Comme la plupart, j’ai suivi l’affaire Gabby Petito depuis sa première diffusion aux nouvelles en août dernier. En tant que professeur de justice pénale, je parle souvent de l’affaire à mes étudiants qui, depuis la localisation et l’identification des restes de Petito, ont maintenant redirigé leur attention vers la chasse à l’homme à grande échelle de Brian Laundrie, qui était le fiancé de Petito. Les forces de l’ordre ont considéré Laundrie comme une « personne d’intérêt » dans la disparition et le meurtre de Petito.

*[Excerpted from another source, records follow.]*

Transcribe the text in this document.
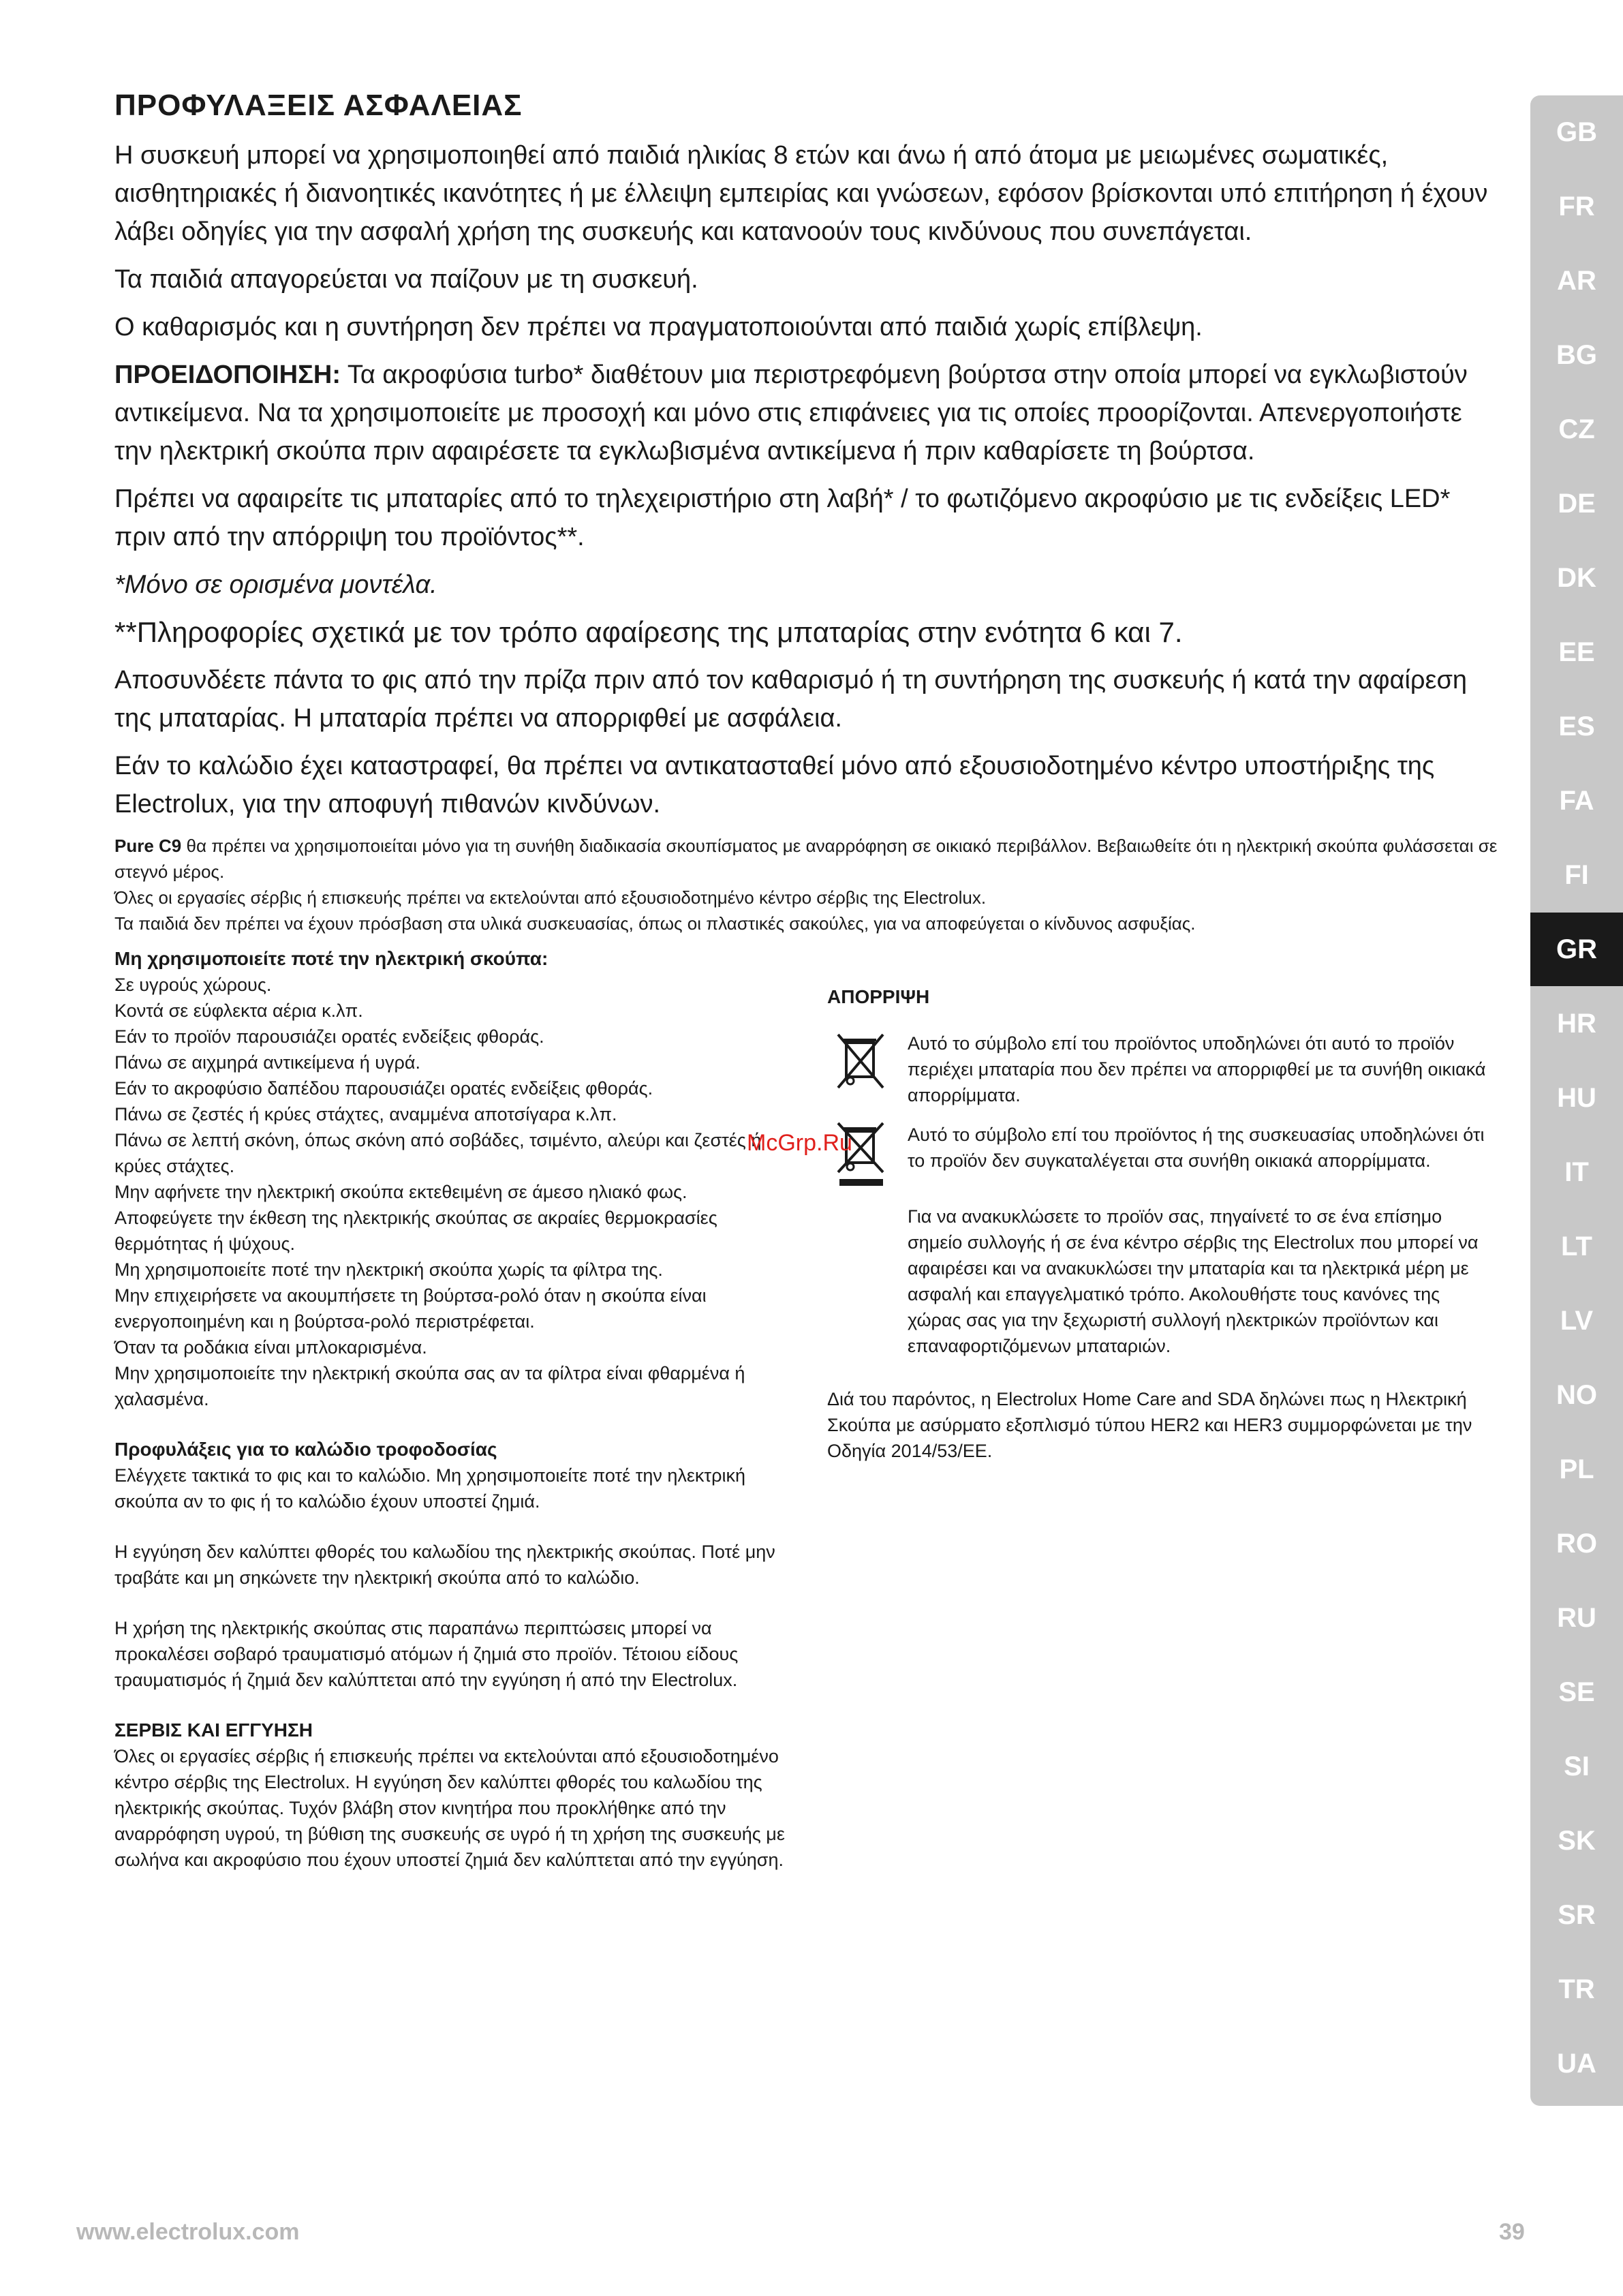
ΠΡΟΦΥΛΑΞΕΙΣ ΑΣΦΑΛΕΙΑΣ

Η συσκευή μπορεί να χρησιμοποιηθεί από παιδιά ηλικίας 8 ετών και άνω ή από άτομα με μειωμένες σωματικές, αισθητηριακές ή διανοητικές ικανότητες ή με έλλειψη εμπειρίας και γνώσεων, εφόσον βρίσκονται υπό επιτήρηση ή έχουν λάβει οδηγίες για την ασφαλή χρήση της συσκευής και κατανοούν τους κινδύνους που συνεπάγεται.

Τα παιδιά απαγορεύεται να παίζουν με τη συσκευή.

Ο καθαρισμός και η συντήρηση δεν πρέπει να πραγματοποιούνται από παιδιά χωρίς επίβλεψη.

ΠΡΟΕΙΔΟΠΟΙΗΣΗ: Τα ακροφύσια turbo* διαθέτουν μια περιστρεφόμενη βούρτσα στην οποία μπορεί να εγκλωβιστούν αντικείμενα. Να τα χρησιμοποιείτε με προσοχή και μόνο στις επιφάνειες για τις οποίες προορίζονται. Απενεργοποιήστε την ηλεκτρική σκούπα πριν αφαιρέσετε τα εγκλωβισμένα αντικείμενα ή πριν καθαρίσετε τη βούρτσα.

Πρέπει να αφαιρείτε τις μπαταρίες από το τηλεχειριστήριο στη λαβή* / το φωτιζόμενο ακροφύσιο με τις ενδείξεις LED* πριν από την απόρριψη του προϊόντος**.

*Μόνο σε ορισμένα μοντέλα.

**Πληροφορίες σχετικά με τον τρόπο αφαίρεσης της μπαταρίας στην ενότητα 6 και 7.

Αποσυνδέετε πάντα το φις από την πρίζα πριν από τον καθαρισμό ή τη συντήρηση της συσκευής ή κατά την αφαίρεση της μπαταρίας. Η μπαταρία πρέπει να απορριφθεί με ασφάλεια.

Εάν το καλώδιο έχει καταστραφεί, θα πρέπει να αντικατασταθεί μόνο από εξουσιοδοτημένο κέντρο υποστήριξης της Electrolux, για την αποφυγή πιθανών κινδύνων.

Pure C9 θα πρέπει να χρησιμοποιείται μόνο για τη συνήθη διαδικασία σκουπίσματος με αναρρόφηση σε οικιακό περιβάλλον. Βεβαιωθείτε ότι η ηλεκτρική σκούπα φυλάσσεται σε στεγνό μέρος.

Όλες οι εργασίες σέρβις ή επισκευής πρέπει να εκτελούνται από εξουσιοδοτημένο κέντρο σέρβις της Electrolux.

Τα παιδιά δεν πρέπει να έχουν πρόσβαση στα υλικά συσκευασίας, όπως οι πλαστικές σακούλες, για να αποφεύγεται ο κίνδυνος ασφυξίας.

Μη χρησιμοποιείτε ποτέ την ηλεκτρική σκούπα:

Σε υγρούς χώρους.

Κοντά σε εύφλεκτα αέρια κ.λπ.

Εάν το προϊόν παρουσιάζει ορατές ενδείξεις φθοράς.

Πάνω σε αιχμηρά αντικείμενα ή υγρά.

Εάν το ακροφύσιο δαπέδου παρουσιάζει ορατές ενδείξεις φθοράς.

Πάνω σε ζεστές ή κρύες στάχτες, αναμμένα αποτσίγαρα κ.λπ.

Πάνω σε λεπτή σκόνη, όπως σκόνη από σοβάδες, τσιμέντο, αλεύρι και ζεστές ή κρύες στάχτες.

Μην αφήνετε την ηλεκτρική σκούπα εκτεθειμένη σε άμεσο ηλιακό φως.

Αποφεύγετε την έκθεση της ηλεκτρικής σκούπας σε ακραίες θερμοκρασίες θερμότητας ή ψύχους.

Μη χρησιμοποιείτε ποτέ την ηλεκτρική σκούπα χωρίς τα φίλτρα της.

Μην επιχειρήσετε να ακουμπήσετε τη βούρτσα-ρολό όταν η σκούπα είναι ενεργοποιημένη και η βούρτσα-ρολό περιστρέφεται.

Όταν τα ροδάκια είναι μπλοκαρισμένα.

Μην χρησιμοποιείτε την ηλεκτρική σκούπα σας αν τα φίλτρα είναι φθαρμένα ή χαλασμένα.

Προφυλάξεις για το καλώδιο τροφοδοσίας

Ελέγχετε τακτικά το φις και το καλώδιο. Μη χρησιμοποιείτε ποτέ την ηλεκτρική σκούπα αν το φις ή το καλώδιο έχουν υποστεί ζημιά.

Η εγγύηση δεν καλύπτει φθορές του καλωδίου της ηλεκτρικής σκούπας. Ποτέ μην τραβάτε και μη σηκώνετε την ηλεκτρική σκούπα από το καλώδιο.

Η χρήση της ηλεκτρικής σκούπας στις παραπάνω περιπτώσεις μπορεί να προκαλέσει σοβαρό τραυματισμό ατόμων ή ζημιά στο προϊόν. Τέτοιου είδους τραυματισμός ή ζημιά δεν καλύπτεται από την εγγύηση ή από την Electrolux.

ΣΕΡΒΙΣ ΚΑΙ ΕΓΓΥΗΣΗ

Όλες οι εργασίες σέρβις ή επισκευής πρέπει να εκτελούνται από εξουσιοδοτημένο κέντρο σέρβις της Electrolux. Η εγγύηση δεν καλύπτει φθορές του καλωδίου της ηλεκτρικής σκούπας. Τυχόν βλάβη στον κινητήρα που προκλήθηκε από την αναρρόφηση υγρού, τη βύθιση της συσκευής σε υγρό ή τη χρήση της συσκευής με σωλήνα και ακροφύσιο που έχουν υποστεί ζημιά δεν καλύπτεται από την εγγύηση.

ΑΠΟΡΡΙΨΗ

Αυτό το σύμβολο επί του προϊόντος υποδηλώνει ότι αυτό το προϊόν περιέχει μπαταρία που δεν πρέπει να απορριφθεί με τα συνήθη οικιακά απορρίμματα.

Αυτό το σύμβολο επί του προϊόντος ή της συσκευασίας υποδηλώνει ότι το προϊόν δεν συγκαταλέγεται στα συνήθη οικιακά απορρίμματα.

Για να ανακυκλώσετε το προϊόν σας, πηγαίνετέ το σε ένα επίσημο σημείο συλλογής ή σε ένα κέντρο σέρβις της Electrolux που μπορεί να αφαιρέσει και να ανακυκλώσει την μπαταρία και τα ηλεκτρικά μέρη με ασφαλή και επαγγελματικό τρόπο. Ακολουθήστε τους κανόνες της χώρας σας για την ξεχωριστή συλλογή ηλεκτρικών προϊόντων και επαναφορτιζόμενων μπαταριών.

Διά του παρόντος, η Electrolux Home Care and SDA δηλώνει πως η Ηλεκτρική Σκούπα με ασύρματο εξοπλισμό τύπου HER2 και HER3 συμμορφώνεται με την Οδηγία 2014/53/ΕΕ.

McGrp.Ru
GB
FR
AR
BG
CZ
DE
DK
EE
ES
FA
FI
GR
HR
HU
IT
LT
LV
NO
PL
RO
RU
SE
SI
SK
SR
TR
UA
www.electrolux.com	39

L’affaire, bien que toujours en cours, se concentre maintenant principalement sur la recherche de Laundrie, que la plupart, y compris moi-même, pensons être le tueur de Petito sur la base de la totalité des événements et des circonstances entourant sa disparition et sa mort. Sa mort a depuis été classée comme un homicide en raison d’un étranglement par le bureau du médecin légiste. Des preuves anecdotiques de l’affaire, du moins celles qui ont été rendues publiques par divers médias, suggèrent en outre que Laundrie doit être retrouvé et interrogé même si on ne sait toujours pas où il se trouve.

Le 22 septembre, le tribunal de district américain du Wyoming a émis un mandat d’arrêt contre Laundrie à la suite d’une inculpation par un grand jury fédéral. Au moment d’écrire ces lignes, les enquêteurs pensent que Laundrie se trouve quelque part au fond de la réserve Carlton en Floride. La réserve profondément boisée de plus de 24 500 acres compte plus de 80 miles de sentiers de randonnée et on nous a dit que Laundrie connaît assez bien la région.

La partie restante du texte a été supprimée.